No surprise there. Since 2004 the GAO has made 34 food-safety recommendations to the FDA. The number actually implemented: seven.
How many other Americans will have to get sick or die before high-level heads start rolling around that place?
An Unpleasant Odor
Who knew? Human excrement is highly flammable.
Canadian food writer and editor Chris Nuttall-Smith drew my attention to an incident earlier this month in which human sewage sludge being stored as fertilizer in a barn spontaneously burst into 50-foot-high flames. A neighbor, who “smelled something awful” in the air before the blaze, alerted the fire department, but the barn was destroyed.
That’s one more reason to be skeptical about fertilizing with the residue of municipal sewage treatment plants—forbidden under United States Department of Agriculture organic standards because of possible contamination by toxic chemicals and who knows what else.
Oh, I neglected to mention the name of the company renting the barn: Fairwind Farms.
An Even More Unpleasant Odor…
…is emanating from the nation’s confined-cow operations. Emissions of hydrogen sulfide, a poisonous gas produced by decomposing manure, became so bad at a 1,500-head dairy farm in Minnesota this week that state health officials advised residents living nearby to evacuate their homes.

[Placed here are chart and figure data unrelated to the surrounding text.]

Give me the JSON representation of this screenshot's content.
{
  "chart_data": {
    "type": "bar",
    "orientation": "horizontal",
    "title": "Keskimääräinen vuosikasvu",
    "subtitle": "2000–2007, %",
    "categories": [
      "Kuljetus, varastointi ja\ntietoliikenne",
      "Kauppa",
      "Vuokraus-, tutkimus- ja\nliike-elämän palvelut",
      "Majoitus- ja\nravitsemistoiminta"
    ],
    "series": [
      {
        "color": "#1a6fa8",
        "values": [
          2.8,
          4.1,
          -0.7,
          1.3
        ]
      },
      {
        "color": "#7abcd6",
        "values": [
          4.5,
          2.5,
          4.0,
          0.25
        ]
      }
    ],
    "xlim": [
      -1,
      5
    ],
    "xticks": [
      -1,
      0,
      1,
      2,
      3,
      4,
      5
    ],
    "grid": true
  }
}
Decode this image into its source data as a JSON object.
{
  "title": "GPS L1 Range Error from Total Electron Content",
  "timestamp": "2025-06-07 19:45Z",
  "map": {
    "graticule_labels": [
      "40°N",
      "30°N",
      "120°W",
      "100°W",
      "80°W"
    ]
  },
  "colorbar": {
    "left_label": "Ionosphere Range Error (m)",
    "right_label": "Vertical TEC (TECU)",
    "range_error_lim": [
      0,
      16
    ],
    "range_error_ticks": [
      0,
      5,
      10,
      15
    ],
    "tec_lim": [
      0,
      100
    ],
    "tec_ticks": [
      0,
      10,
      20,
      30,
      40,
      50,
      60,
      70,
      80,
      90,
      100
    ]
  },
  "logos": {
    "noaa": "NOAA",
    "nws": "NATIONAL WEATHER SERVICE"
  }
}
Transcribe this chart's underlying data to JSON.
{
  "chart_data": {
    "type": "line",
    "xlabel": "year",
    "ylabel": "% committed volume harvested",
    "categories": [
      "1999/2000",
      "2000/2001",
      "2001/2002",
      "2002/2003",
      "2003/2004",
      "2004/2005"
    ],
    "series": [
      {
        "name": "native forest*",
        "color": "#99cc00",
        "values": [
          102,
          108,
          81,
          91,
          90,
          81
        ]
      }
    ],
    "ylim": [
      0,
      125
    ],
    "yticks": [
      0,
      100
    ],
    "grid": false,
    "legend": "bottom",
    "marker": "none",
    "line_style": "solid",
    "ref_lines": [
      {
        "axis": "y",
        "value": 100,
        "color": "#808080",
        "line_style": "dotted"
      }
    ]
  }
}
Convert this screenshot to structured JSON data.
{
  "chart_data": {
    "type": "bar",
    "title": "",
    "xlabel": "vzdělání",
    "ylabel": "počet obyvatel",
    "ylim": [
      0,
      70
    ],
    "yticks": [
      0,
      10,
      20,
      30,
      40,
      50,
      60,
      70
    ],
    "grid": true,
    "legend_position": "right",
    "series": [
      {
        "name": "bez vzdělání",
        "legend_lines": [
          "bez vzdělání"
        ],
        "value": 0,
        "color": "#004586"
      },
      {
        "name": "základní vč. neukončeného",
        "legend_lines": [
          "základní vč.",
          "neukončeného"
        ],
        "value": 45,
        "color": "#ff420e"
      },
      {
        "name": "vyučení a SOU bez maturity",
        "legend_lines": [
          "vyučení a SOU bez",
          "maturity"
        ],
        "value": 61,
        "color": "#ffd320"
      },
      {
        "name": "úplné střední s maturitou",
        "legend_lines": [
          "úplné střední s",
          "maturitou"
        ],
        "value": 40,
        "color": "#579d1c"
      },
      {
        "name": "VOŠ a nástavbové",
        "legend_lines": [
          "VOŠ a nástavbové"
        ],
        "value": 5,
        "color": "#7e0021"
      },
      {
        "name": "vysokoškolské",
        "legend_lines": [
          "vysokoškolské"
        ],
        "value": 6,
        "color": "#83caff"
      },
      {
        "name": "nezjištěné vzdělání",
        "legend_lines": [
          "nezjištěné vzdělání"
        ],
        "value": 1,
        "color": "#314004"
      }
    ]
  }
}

Measurements showed that levels of the gas in the air were 200 times higher than the legal limit.
Hydrogen sulfide, which has a telltale rotten-egg odor, can cause dizziness, memory loss, respiratory irritation, and even death.
Fortunately, the Environmental Protection Agency’s own scientists agree that pollution from factory farms poses a health risk. So what has the agency proposed to do?
Drop current regulations that require agribusinesses to report emissions of toxic gases.
That way pesky neighbors won’t know what killed them.